Le feuilleton Zidane-Materrazzi se poursuivra devant la Fifa. La Fédération internationale de football a décidé, jeudi passé, de prendre les choses en main pour éclaircir les circonstances de l'incident entre les deux joueurs, lors de la finale de la Coupe du monde 2006 entre la France et l'Italie. L’instance mondiale a prévu une confrontation entre les deux hommes le 20 juillet à Zurich. Après avoir ouvert une enquête à l'encontre du Français, la Fifa a fait de même avec le défenseur italien, victime du coup de tête asséné par le meneur de jeu des Bleus à la 110e minute du match remporté, dimanche dernier, par la Squadra Azzurra. La Fifa va “analyser en profondeur les circonstances de l'incident”, a-t-elle indiqué dans un communiqué.
Le défenseur italien Marco Materrazzi s'est rendu hier au siège de la Fifa à Zurich (Suisse) pour être entendu par la commission disciplinaire sur l'épisode du coup de tête de Zineddine Zidane en finale de la Coupe du monde de football, a-t-on constaté sur place.
Materrazzi était accompagné de son avocat et d'un responsable des relations internationales de la Fédération italienne de football, Sergio Di Cesare. Il a quitté le bâtiment le visage fermé et n'a fait aucune déclaration. Le capitaine des Bleus, Zineddine Zidane, quant à lui, devra s’expliquer entre le 18 et le 20 juillet. Soit avant la date de la confrontation prévue entre les deux joueurs, prévue le 20 juillet à la ville suisse de Zurich pour éclaircir les zones d’ombre de cette affaire. L'instance suprême du ballon rond a expliqué avoir pris cette décision après les explications de Zidane dans deux entretiens accordés aux chaînes de télévision privées Canal+ et TF1. L'ancien numéro dix avait déclaré avoir réagi à “des mots très durs” de Materrazzi visant “sa mère et sa sœur” et avait réclamé des sanctions contre lui. “Il faut sanctionner le vrai coupable, et le coupable, c'est celui qui provoque”, avait-il affirmé en présentant ses excuses “aux enfants” tout en refusant d'exprimer des regrets pour son “coup de sang”. Materrazzi a, lui, reconnu avoir “insulté” le Français, mais toujours nié avoir proféré des propos racistes.
Une version confirmée par les frères de Zidane, cités par le quotidien Le Parisien et présents avec lui, mercredi soir au siège de Canal+, qui ont assuré qu’“il n'y a pas eu de mots racistes”. Selon le code disciplinaire de la Fifa, les deux hommes ne risquent que des sanctions symboliques.
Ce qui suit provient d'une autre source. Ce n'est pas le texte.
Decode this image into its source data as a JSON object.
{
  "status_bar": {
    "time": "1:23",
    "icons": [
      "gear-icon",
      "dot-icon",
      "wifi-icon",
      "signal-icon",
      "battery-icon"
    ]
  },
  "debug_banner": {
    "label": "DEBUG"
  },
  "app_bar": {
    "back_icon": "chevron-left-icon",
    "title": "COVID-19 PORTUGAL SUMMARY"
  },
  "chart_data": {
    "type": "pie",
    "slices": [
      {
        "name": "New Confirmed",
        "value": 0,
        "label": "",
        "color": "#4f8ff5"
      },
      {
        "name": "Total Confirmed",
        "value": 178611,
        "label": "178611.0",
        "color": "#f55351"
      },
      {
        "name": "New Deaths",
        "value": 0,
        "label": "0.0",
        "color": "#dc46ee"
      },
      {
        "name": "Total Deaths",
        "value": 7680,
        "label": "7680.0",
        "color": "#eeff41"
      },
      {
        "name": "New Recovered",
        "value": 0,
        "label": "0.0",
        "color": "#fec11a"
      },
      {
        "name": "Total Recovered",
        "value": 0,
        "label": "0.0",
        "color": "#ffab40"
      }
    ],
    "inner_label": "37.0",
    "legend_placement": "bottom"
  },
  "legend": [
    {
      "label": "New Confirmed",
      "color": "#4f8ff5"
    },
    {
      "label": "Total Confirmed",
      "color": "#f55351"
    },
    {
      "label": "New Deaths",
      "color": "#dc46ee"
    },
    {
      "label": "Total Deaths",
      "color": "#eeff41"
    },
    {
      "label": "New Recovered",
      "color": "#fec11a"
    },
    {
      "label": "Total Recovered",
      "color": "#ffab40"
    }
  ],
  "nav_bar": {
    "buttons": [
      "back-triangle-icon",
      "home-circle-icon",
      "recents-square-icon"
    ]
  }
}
Le Français pourrait être condamné à deux matches de suspension et à une amende minimale de 3 300 euros pour “voies de fait”. Il pourrait également se voir retirer son titre de meilleur joueur de la Coupe du monde, comme l'a laissé entendre, mercredi dernier, le président de la Fifa Joseph Blatter.
Quant à Materrazzi, il risque au moins deux rencontres de suspension pour “atteinte à l'honneur”, ou au moins cinq matches, une interdiction de stade et une amende d'au moins 10 000 FS (6 600 euros) pour une infraction liée au racisme.
Jacques Chirac : “On peut comprendre”
Le président français Jacques Chirac a estimé, hier, que le geste de Zineddine Zidane “n'est pas acceptable”, ajoutant toutefois qu’“on peut le comprendre”. “J'ai pour Zidane beaucoup d'admiration, d'estime et de respect, et ça ne date pas d'hier. ça m'influence probablement un peu. Son geste n'est pas acceptable, c'est évident, d'ailleurs il l'a dit avec beaucoup de courage”, a affirmé le chef de l'État français, interrogé lors d'une interview télévisée à l'occasion du 14 juillet, fête nationale. “Ce qui est sûr, c'est que pour qu'un homme comme Zidane, un homme équilibré à tous égards, ait eu une réaction de cette nature, il faut bien qu'il y ait eu quelque chose”, a-t-il ajouté.